Britain has to decide whether to take Brexit negotiations seriously, the Austrian Finance Minister Gernot Blümel said Friday prior to an EU finance ministers’ meeting in Berlin, Reuters reports.
Blümel said it was vital that the UK make up its mind on the issue after London proposed amendments that appear to discard parts of the earlier withdrawal agreement. He said the latest stand-off in negotiations on the UK’s future relationship with the EU is similar to the deadlock two years ago, when the two parties were unable to reach an agreement on the terms of UK’s departure from the union.
Ireland’s Finance Minister and Eurogroup President Paschal Donohoe warned on Friday that the UK must respect its commitments in the withdrawal agreement it signed with the EU if it wants to have a trade relations deal with the bloc. Donohoe stressed that honouring agreements already in place is a prerequisite for forming future trade relations between the UK and the EU. It was imperative that the UK Government respond to the European Commission’s call, he added.
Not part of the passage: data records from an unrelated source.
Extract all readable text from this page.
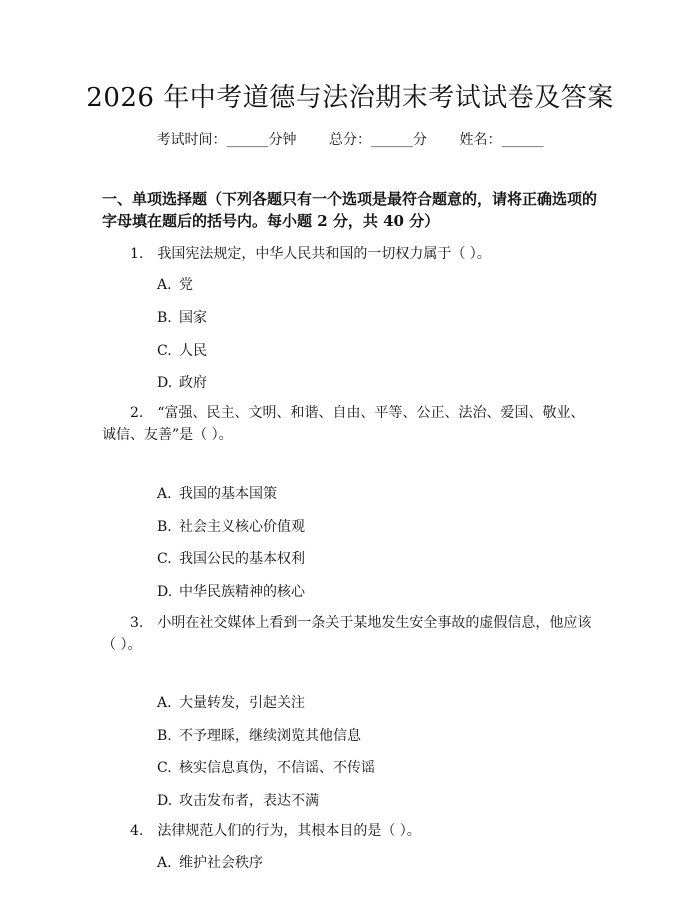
2026 年中考道德与法治期末考试试卷及答案
考试时间：______分钟 总分：______分 姓名：______
一、单项选择题（下列各题只有一个选项是最符合题意的，请将正确选项的字母填在题后的括号内。每小题 2 分，共 40 分）
1. 我国宪法规定，中华人民共和国的一切权力属于（ ）。
A. 党
B. 国家
C. 人民
D. 政府
2. “富强、民主、文明、和谐、自由、平等、公正、法治、爱国、敬业、诚信、友善”是（ ）。
A. 我国的基本国策
B. 社会主义核心价值观
C. 我国公民的基本权利
D. 中华民族精神的核心
3. 小明在社交媒体上看到一条关于某地发生安全事故的虚假信息，他应该（ ）。
A. 大量转发，引起关注
B. 不予理睬，继续浏览其他信息
C. 核实信息真伪，不信谣、不传谣
D. 攻击发布者，表达不满
4. 法律规范人们的行为，其根本目的是（ ）。
A. 维护社会秩序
Earlier this week, Britain announced plans that would violate international law by contravening parts of the withdrawal agreement it signed in January, thus causing a crisis in EU-UK Brexit negotiations just four months before the end of the transition period.
Conducting talks on the coming trade deal on behalf of 27 EU member states, the European Commission called on Britain on Thursday to remove sections of the newly proposed regulations that would contravene the treaty with the EU and to do so by the end of the month. Reuters reports that the UK drafted the bill in order to override clauses in the withdrawal treaty requiring the UK not to subsidise companies exporting to the EU, since subsidies would mean they had an unfair competitive advantage.
Insisting that the UK had to respect what it already had agreed to, German Finance Minister and Vice Chancellor Olaf Scholz said the EU will remain open to striking a deal with the UK right up until the last moment.
French Finance Minister Burno Le Maire cautioned that France will not accept anything that might jeopardize or weaken the EU market, Reuters writes.